Oh my god. Oh my fucking god.
Here’s the thing. I have had the same messenger bag/backpack for almost 10 years. I loved that bag. It was PERFECT for me. Its combination of inside/outside pockets was IDEAL. It has long been deteriorating and finally, this weekend, the main flap/closure thing just completely disintegrated. I admit, I cried a little.
So, I needed a new one. Okay. I decide I will browse through Zappo’s and see if I can find one JUST LIKE IT. Well, no, I couldn’t. Not only could I NOT find one just like it – but the ones I wanted – ANY of the ones I wanted – were ridiculously expensive – I mean, like this one_
RIDICULOUS – $115. Oh my. Or worse – the ones I clicked on that were 300+ dollars. WTF? I mean, 1) I don’t make a lot of money house and pet sitting and trying to get published, and 2) I am really, really frugal – capital F – Fucking Frugal. As in – I HATE spending money on anything but books. HATE.
In any event, long story short: I looked up the brand name on my dead bag and Googled and ended up at Target where I was told that the bag I thought I could live with – because it cost $30 – was on sale for $18 and available at the Frederick store. I went. ALAS, it was NOT on sale. But, I asked the check-out clerk and she told me to take it up to the service counter and share my on-line sale price and don’t you know that without even verifying, the fellow gave it to me for the sale price! I should have said $10. Of course, I’d have suffered endless guilt ever after had I done so.
Okay, so, the bag does NOT have inside zip pockets for pens and phone and change and such – which my old one did and which I really REALLY miss – but, you know – $18? SCARY THING?!? Ever since then, I am getting ads on sites I visit for MESSENGER BAGS – and not just from Zappo’s – and it is FREAKING ME OUT.
Look, I KNOW Google knows everything I do and everywhere I go and I could give a shit. But, I DO wish they would be a tiny bit more subtle about it. Getting ads popping up at me on Towelroad for things I have looked at on-line, well, it just feels really – I don’t know – scary big-brother-ish.
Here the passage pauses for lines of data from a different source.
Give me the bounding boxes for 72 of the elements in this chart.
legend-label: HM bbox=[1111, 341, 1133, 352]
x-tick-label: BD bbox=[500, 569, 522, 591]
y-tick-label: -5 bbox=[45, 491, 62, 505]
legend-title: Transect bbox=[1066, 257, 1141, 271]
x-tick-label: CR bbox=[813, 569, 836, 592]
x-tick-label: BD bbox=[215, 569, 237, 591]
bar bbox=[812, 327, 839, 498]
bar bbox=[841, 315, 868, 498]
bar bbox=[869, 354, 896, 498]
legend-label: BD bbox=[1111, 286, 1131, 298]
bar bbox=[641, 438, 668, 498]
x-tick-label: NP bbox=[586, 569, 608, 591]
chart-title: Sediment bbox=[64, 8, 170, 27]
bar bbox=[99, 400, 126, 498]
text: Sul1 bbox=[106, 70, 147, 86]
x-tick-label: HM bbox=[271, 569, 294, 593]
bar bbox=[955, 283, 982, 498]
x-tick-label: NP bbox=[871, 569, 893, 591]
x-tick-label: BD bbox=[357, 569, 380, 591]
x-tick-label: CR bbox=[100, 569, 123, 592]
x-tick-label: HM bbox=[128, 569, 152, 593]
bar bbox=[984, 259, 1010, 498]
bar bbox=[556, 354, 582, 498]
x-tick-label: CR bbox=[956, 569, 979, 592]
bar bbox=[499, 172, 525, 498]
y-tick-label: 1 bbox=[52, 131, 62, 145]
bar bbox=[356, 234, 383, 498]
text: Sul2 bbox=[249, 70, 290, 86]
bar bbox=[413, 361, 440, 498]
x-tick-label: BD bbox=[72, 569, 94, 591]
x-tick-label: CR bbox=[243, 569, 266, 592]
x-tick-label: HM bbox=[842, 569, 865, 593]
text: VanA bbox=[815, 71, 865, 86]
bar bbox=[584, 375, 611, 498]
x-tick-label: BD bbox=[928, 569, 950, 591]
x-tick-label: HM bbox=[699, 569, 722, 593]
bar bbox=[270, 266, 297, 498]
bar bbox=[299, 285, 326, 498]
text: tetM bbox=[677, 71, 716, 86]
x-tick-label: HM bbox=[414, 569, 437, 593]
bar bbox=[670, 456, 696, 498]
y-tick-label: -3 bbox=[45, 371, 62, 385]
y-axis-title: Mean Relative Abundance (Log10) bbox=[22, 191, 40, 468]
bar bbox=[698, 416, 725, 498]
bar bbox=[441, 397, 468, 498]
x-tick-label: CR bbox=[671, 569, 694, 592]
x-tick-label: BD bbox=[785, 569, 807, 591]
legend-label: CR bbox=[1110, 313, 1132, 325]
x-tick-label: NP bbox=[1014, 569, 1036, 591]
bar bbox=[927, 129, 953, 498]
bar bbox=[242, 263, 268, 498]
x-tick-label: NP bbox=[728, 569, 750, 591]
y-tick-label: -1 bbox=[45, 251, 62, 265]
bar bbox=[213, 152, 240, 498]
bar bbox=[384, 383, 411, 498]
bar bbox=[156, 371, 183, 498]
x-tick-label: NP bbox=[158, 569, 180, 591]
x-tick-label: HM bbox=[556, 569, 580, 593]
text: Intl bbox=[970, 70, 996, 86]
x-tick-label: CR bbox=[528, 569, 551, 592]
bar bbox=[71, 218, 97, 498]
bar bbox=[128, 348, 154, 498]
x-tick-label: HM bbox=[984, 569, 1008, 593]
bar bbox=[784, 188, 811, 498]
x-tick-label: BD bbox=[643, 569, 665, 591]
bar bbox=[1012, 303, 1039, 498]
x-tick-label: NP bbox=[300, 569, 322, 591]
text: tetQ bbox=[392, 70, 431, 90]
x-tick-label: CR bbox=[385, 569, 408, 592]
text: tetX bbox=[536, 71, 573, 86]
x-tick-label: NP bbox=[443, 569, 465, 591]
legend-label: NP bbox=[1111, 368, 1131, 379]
And, honestly, I mean, couldn’t I have like a “REAL” stalker? I mean, I can’t even get a text or an email from people who supposedly like me – so – a stalker might be okay – but not fucking Zappo’s. Jesus. Even my stalkers have an agenda of wanting something from me. Oh well – if Zappo’s is like everyone else – soon as they get that there’s nothing they can get from me and nothing I can do for them – they’ll disappear.
SO- ZAPPO’S – LISTEN – I HAVE A BAG NOW. Albeit, yes, Towelroad and Zappo’s I would MUCH PREFER the hundreds of dollars worth of Fossil bag – but – uhm – $18 at Target. No inside pockets. You deal. Right?
On a lighter note; Justin Bieber serenaded his Grandma on Thanksgiving. Naked. And let someone take pictures. Yes. It’s true. That boy never ceases to amuse me. This story on the heels of the one where he sicced his body guards on someone over a bow tie? I mean. Yikes. He needs someone to watch over him and guard him from this sort of thing – a mentor – a guide. I’ve done this sort of thing before. I’ve been counseling people for years. For free – well – unless you count the FUCKING PRICE I’VE PAID IN BROKEN HEART AND ANGST AND – oh – sorry – feeling a little – whatever – anyway – Look, I’m NOT busy – and – you know – if Justin would promise to keep me in Fossil bags and every so often serenade me when he’s butt-naked, I’d work cheap. I still think we’ll see the dick-pic and sex tape by the end of this year. Oh, Justin.